我儿时对元宵节的记忆,是从百货大楼开始的。七十年代,大人带着去王府百货大楼里买灯笼。软纸做的折叠灯笼,有长条的,也有圆的。红红绿绿,收起来像一本纸扇,展开后鼓成一团喜气。
也有一年,父亲没买灯笼。他用细铁丝弯出骨架,糊上宣纸,做了一只兔子灯。眼睛是红墨水点上去,墨色略有晕开。里面底部装了一个小铁托,插着一枝红色小蜡烛。点燃那一刻,宣纸透光,红眼睛小白兔仿佛活了过来。
胡同里的孩子们,大点儿的忙着放花放炮,四五岁,各自提着灯,排成一队,在胡同里慢慢走。没有组织,没有口号,就是转悠。砖墙两侧映着跳动的影子,脚步踩在薄冰上,咔嚓咔嚓。
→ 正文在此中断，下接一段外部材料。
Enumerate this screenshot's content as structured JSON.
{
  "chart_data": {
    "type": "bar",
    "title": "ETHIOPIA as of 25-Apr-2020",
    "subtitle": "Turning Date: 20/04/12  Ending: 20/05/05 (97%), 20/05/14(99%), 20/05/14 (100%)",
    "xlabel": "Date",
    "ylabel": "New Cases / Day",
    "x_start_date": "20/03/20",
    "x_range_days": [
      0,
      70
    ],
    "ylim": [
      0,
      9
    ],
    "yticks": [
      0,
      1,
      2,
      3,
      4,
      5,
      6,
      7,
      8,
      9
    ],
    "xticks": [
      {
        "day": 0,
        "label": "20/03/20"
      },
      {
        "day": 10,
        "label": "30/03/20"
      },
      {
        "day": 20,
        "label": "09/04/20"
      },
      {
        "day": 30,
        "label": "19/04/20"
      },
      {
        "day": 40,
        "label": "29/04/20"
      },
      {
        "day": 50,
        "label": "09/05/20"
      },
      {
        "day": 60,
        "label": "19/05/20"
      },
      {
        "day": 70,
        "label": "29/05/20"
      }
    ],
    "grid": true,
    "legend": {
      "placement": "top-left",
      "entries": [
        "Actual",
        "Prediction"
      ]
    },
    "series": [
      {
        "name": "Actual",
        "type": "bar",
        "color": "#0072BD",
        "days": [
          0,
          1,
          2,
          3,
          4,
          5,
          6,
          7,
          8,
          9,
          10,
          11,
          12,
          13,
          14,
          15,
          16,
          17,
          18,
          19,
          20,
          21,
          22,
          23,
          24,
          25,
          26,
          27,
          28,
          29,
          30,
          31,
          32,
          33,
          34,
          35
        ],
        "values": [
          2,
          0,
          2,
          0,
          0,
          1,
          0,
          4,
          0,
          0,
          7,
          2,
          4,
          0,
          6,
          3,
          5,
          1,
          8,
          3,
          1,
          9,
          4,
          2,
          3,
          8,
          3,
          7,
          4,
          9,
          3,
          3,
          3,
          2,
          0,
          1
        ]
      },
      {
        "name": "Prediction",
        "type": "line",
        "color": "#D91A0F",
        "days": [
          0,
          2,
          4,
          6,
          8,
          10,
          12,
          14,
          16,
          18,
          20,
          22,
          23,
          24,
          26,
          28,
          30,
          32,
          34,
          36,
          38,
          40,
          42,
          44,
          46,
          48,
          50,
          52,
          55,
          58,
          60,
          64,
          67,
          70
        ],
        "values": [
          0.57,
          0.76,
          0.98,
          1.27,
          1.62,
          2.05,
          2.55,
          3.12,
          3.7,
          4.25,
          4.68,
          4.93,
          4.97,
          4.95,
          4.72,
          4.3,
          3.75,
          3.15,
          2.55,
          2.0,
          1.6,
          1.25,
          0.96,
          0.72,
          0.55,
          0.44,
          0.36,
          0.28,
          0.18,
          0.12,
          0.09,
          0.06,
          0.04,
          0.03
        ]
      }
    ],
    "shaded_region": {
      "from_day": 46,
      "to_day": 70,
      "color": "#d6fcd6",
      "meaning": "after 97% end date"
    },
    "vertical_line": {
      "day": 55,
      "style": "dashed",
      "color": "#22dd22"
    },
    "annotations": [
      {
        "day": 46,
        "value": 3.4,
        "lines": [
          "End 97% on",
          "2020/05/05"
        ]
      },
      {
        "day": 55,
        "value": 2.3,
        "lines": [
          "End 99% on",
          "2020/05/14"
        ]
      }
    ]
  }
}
再大一点,去中山公园有游园会。红纸条一串一串挂在树枝上,写着谜面。人群围着看,猜中了,到旁边换个小奖品。没人喧哗,更多是抬着头琢磨交头接耳的神情。
后来开始去北海看灯会。灯会在太液池西岸,小西天那一带,靠近老首都图书馆。是要买票的。进了门,才算真正进入灯的世界。大型宫灯,走马灯,成排的主题灯组。湖水暗着,灯光亮着,远处白塔在夜色里安静地立着。人挨人,跟着往前走,挪不动步。好在也没什么有照相机,不需要拍照。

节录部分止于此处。